Stephane Peterhansel notched another stage win at the 2010 Dakar Rally today, his 53rd, as he seeks to make up lost time on the three leading Volkswagen Touaregs. In the Bike category Marc Coma is on a similar mission, scoring his 9th career stage...
Stephane Peterhansel notched another stage win at the 2010 Dakar Rally today, his 53rd, as he seeks to make up lost time on the three leading Volkswagen Touaregs. In the Bike category Marc Coma is on a similar mission, scoring his 9th career stage victory as he chases Cyril Despres for the overall lead.
'Peter' had dropped to tenth place yesterday, having lost two hours with gearbox problems, but is determined to move back up the leaderboard.
"I am surprised that we have done as good a time as we have, because we spent 200 kilometers in the dust of others," he said. "But, for 150 km, we found a good rhythm, ensuring good navigation. We scaled our goals down, for sure. It was the victory and it is now much more complicated."
The challenge for the Dakar legend is making up the ground to the Volkswagen juggernaut; the German works team holds a convincing 1-2-3 lead with Carlos Sainz atop the standings, 15:24 ahead of Nasser Al-Attiyah, and a further 2:23 in front of Mark Miller.
With the problems the BMW drivers have suffered, the closest BMW X3 CC challenger is now Guerlain Chicherit, 1:51:42 behind Sainz, with Peterhansel another 12 minutes adrift -- and Joan 'Nani' Roma had to retire earlier in the event already. So with eight stages remaining, it's a defensive strategy for the VW team, driving fast enough to defend against Chicherit and Peterhansel, but still bring the cars to the finish.

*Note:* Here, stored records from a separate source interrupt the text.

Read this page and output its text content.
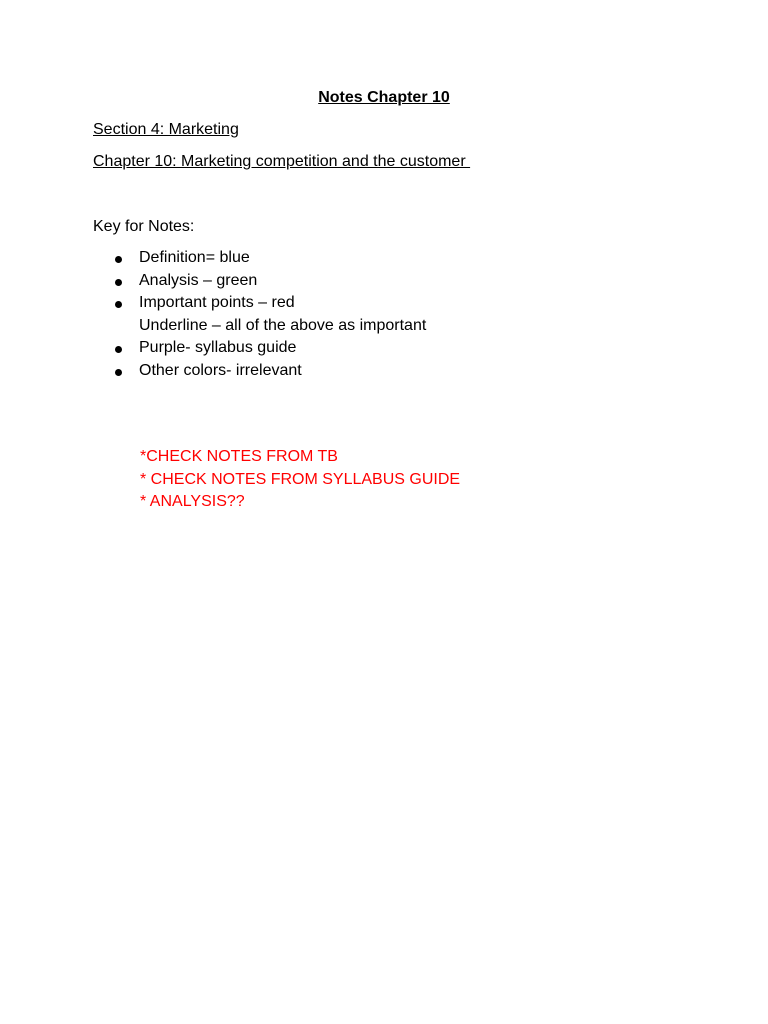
Notes Chapter 10
Section 4: Marketing
Chapter 10: Marketing competition and the customer
Key for Notes:
Definition= blue
Analysis – green
Important points – red
Underline – all of the above as important
Purple- syllabus guide
Other colors- irrelevant
*CHECK NOTES FROM TB
* CHECK NOTES FROM SYLLABUS GUIDE
* ANALYSIS??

"Today's leg was even more demanding than those on the days before," said Sainz, who lost just 47 seconds to Peterhansel on the day. "Particularly with respect to navigation it was possible to lose a lot of time. We still haven't covered even half of the 'Dakar' yet, so during the next few days the same thing will apply that I took to heart today: to drive in a way that's as easy as possible on the material and to think one day at a time."
However, last year's Dakar winner Giniel de Villiers languishes in 16th, four hours adrift, after multiple problems, and the team's local hero, Mauricio Neves, had to retire from the event today after suffering a severe rollover. Neves and co-driver Clecio Maestrelli were taken to a hospital for checks, and Neves was found to have just two cracked ribs, with no serious injuries to Maestrelli.

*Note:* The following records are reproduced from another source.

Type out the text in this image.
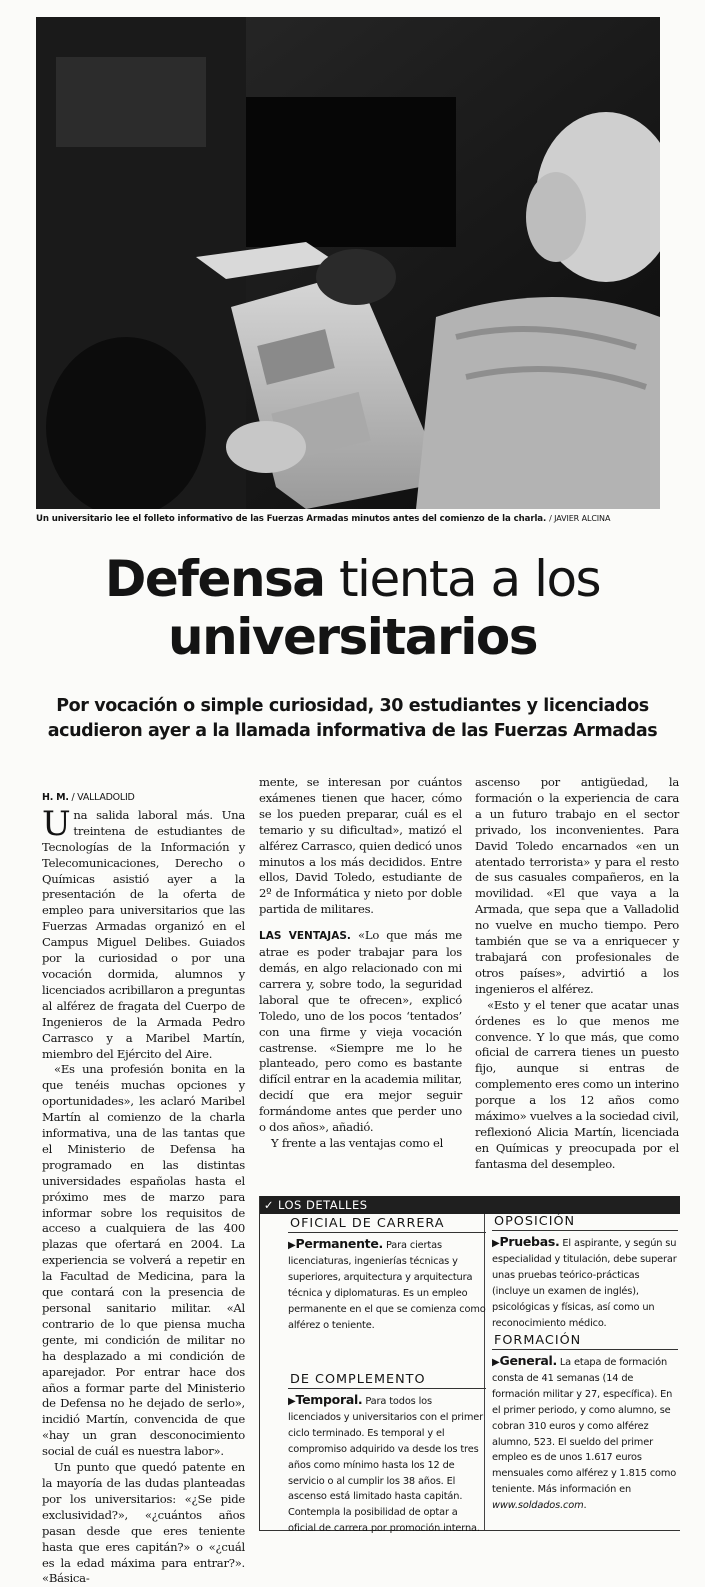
Un universitario lee el folleto informativo de las Fuerzas Armadas minutos antes del comienzo de la charla. / JAVIER ALCINA
Defensa tienta a los
universitarios
Por vocación o simple curiosidad, 30 estudiantes y licenciados acudieron ayer a la llamada informativa de las Fuerzas Armadas
H. M. / VALLADOLID

Una salida laboral más. Una treintena de estudiantes de Tecnologías de la Información y Telecomunicaciones, Derecho o Químicas asistió ayer a la presentación de la oferta de empleo para universitarios que las Fuerzas Armadas organizó en el Campus Miguel Delibes. Guiados por la curiosidad o por una vocación dormida, alumnos y licenciados acribillaron a preguntas al alférez de fragata del Cuerpo de Ingenieros de la Armada Pedro Carrasco y a Maribel Martín, miembro del Ejército del Aire.

«Es una profesión bonita en la que tenéis muchas opciones y oportunidades», les aclaró Maribel Martín al comienzo de la charla informativa, una de las tantas que el Ministerio de Defensa ha programado en las distintas universidades españolas hasta el próximo mes de marzo para informar sobre los requisitos de acceso a cualquiera de las 400 plazas que ofertará en 2004. La experiencia se volverá a repetir en la Facultad de Medicina, para la que contará con la presencia de personal sanitario militar. «Al contrario de lo que piensa mucha gente, mi condición de militar no ha desplazado a mi condición de aparejador. Por entrar hace dos años a formar parte del Ministerio de Defensa no he dejado de serlo», incidió Martín, convencida de que «hay un gran desconocimiento social de cuál es nuestra labor».

Un punto que quedó patente en la mayoría de las dudas planteadas por los universitarios: «¿Se pide exclusividad?», «¿cuántos años pasan desde que eres teniente hasta que eres capitán?» o «¿cuál es la edad máxima para entrar?». «Básica-

mente, se interesan por cuántos exámenes tienen que hacer, cómo se los pueden preparar, cuál es el temario y su dificultad», matizó el alférez Carrasco, quien dedicó unos minutos a los más decididos. Entre ellos, David Toledo, estudiante de 2º de Informática y nieto por doble partida de militares.

LAS VENTAJAS. «Lo que más me atrae es poder trabajar para los demás, en algo relacionado con mi carrera y, sobre todo, la seguridad laboral que te ofrecen», explicó Toledo, uno de los pocos ‘tentados’ con una firme y vieja vocación castrense. «Siempre me lo he planteado, pero como es bastante difícil entrar en la academia militar, decidí que era mejor seguir formándome antes que perder uno o dos años», añadió.

Y frente a las ventajas como el

ascenso por antigüedad, la formación o la experiencia de cara a un futuro trabajo en el sector privado, los inconvenientes. Para David Toledo encarnados «en un atentado terrorista» y para el resto de sus casuales compañeros, en la movilidad. «El que vaya a la Armada, que sepa que a Valladolid no vuelve en mucho tiempo. Pero también que se va a enriquecer y trabajará con profesionales de otros países», advirtió a los ingenieros el alférez.

«Esto y el tener que acatar unas órdenes es lo que menos me convence. Y lo que más, que como oficial de carrera tienes un puesto fijo, aunque si entras de complemento eres como un interino porque a los 12 años como máximo» vuelves a la sociedad civil, reflexionó Alicia Martín, licenciada en Químicas y preocupada por el fantasma del desempleo.

✓ LOS DETALLES
OFICIAL DE CARRERA
▶Permanente. Para ciertas licenciaturas, ingenierías técnicas y superiores, arquitectura y arquitectura técnica y diplomaturas. Es un empleo permanente en el que se comienza como alférez o teniente.
DE COMPLEMENTO
▶Temporal. Para todos los licenciados y universitarios con el primer ciclo terminado. Es temporal y el compromiso adquirido va desde los tres años como mínimo hasta los 12 de servicio o al cumplir los 38 años. El ascenso está limitado hasta capitán. Contempla la posibilidad de optar a oficial de carrera por promoción interna.
OPOSICIÓN
▶Pruebas. El aspirante, y según su especialidad y titulación, debe superar unas pruebas teórico-prácticas (incluye un examen de inglés), psicológicas y físicas, así como un reconocimiento médico.
FORMACIÓN
▶General. La etapa de formación consta de 41 semanas (14 de formación militar y 27, específica). En el primer periodo, y como alumno, se cobran 310 euros y como alférez alumno, 523. El sueldo del primer empleo es de unos 1.617 euros mensuales como alférez y 1.815 como teniente. Más información en www.soldados.com.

De Villiers might have challenged for the stage victory, but gave up that challenges as he stopped for some 30 minutes to assist Neves. In the event, he finished just 24:32 behind Peterhansel, and moved up two positions in the standings.

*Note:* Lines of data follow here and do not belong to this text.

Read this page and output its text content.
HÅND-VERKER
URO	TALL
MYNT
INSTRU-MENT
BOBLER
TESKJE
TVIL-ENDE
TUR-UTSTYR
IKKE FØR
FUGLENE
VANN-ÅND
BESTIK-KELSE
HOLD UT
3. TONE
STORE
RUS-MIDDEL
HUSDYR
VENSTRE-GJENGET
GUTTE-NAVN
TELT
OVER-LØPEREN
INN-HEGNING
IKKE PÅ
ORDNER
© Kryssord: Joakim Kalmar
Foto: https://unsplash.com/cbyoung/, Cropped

"After 135 kilometres we arrived at the scene of Mauricio and Clecio's accident and stopped there for almost half an hour to call the helicopter and assist them," de Villiers explained. "Afterwards just finishing the stage was the only thing that counted for us yet again. But the last ten kilometres in the dunes were simply incredible and really good fun."
Robby Gordon dropped back two places, from fourth to sixth, as he lost 49 minutes on the day, and Carlos Sousa (Mitsubishi Lancer) and Krzysztof Holowczyc (Nissan pickup) moved past Gordon's Hummer H3.
Coma, who has been delayed by multiple mechanical problems on his KTM bike, also has an uphill battle, but his odds look better than Peterhansel's. The 2006 and 2009 winner took victory for today's stage by a margin of 10:34 over Despres, another Dakar legend. Despres' lead is now down to 1:06:21 over fourth-placed Coma -- and 42:15 over Francisco Contardo, who placed fourth on today's stage.
Helder Rodrigues, the top Yamaha rider, finished third today to maintain his third place overall.
In the Trucks, Vladimir Chagin continued what seems to be an unstoppable march to a sixth Dakar title in the category. The Russian desert ace scored his 52rd career stage victory -- one behind Coma -- as he added another 12 minutes to his lead over teammate -- and two-time Dakar winner in his own right -- Firdaus Kabirov. Kabirov is now 38 minutes behind Chagin, and the powerful Kamaz team's third truck, piloted by Ilgizar Mardeev, is in fourth just over four hours behind.
Slotted in between Kabirov and Mardeev, though, is Marcel van Vliet, with the young Dutchman experiencing his best Dakar yet. However, van Vliet lost 28 minutes to Mardeev on today's stage, and is now only six minutes ahead of the Russian.
After yesterday's problems, Alejandro Patronelli, who won the fourth stage, made up ground today and finished second -- again to his brother and the Quad leader Marcos Patronelli whose overall edge over his nearest competitor has increased to one hour and 26 minutes. Chasing the Yamaha Raptor of the overall leader is yet another Argentinan, Jorge Miguel Santamarina in a Can-Am Renegade. He finished third in today's sixth stage.
Tomorrow's marathon stage is a long and arduous one, and with 600 km of special stage on offer, the stage from Iquique to Antofagasta is the longest of the 2010 event.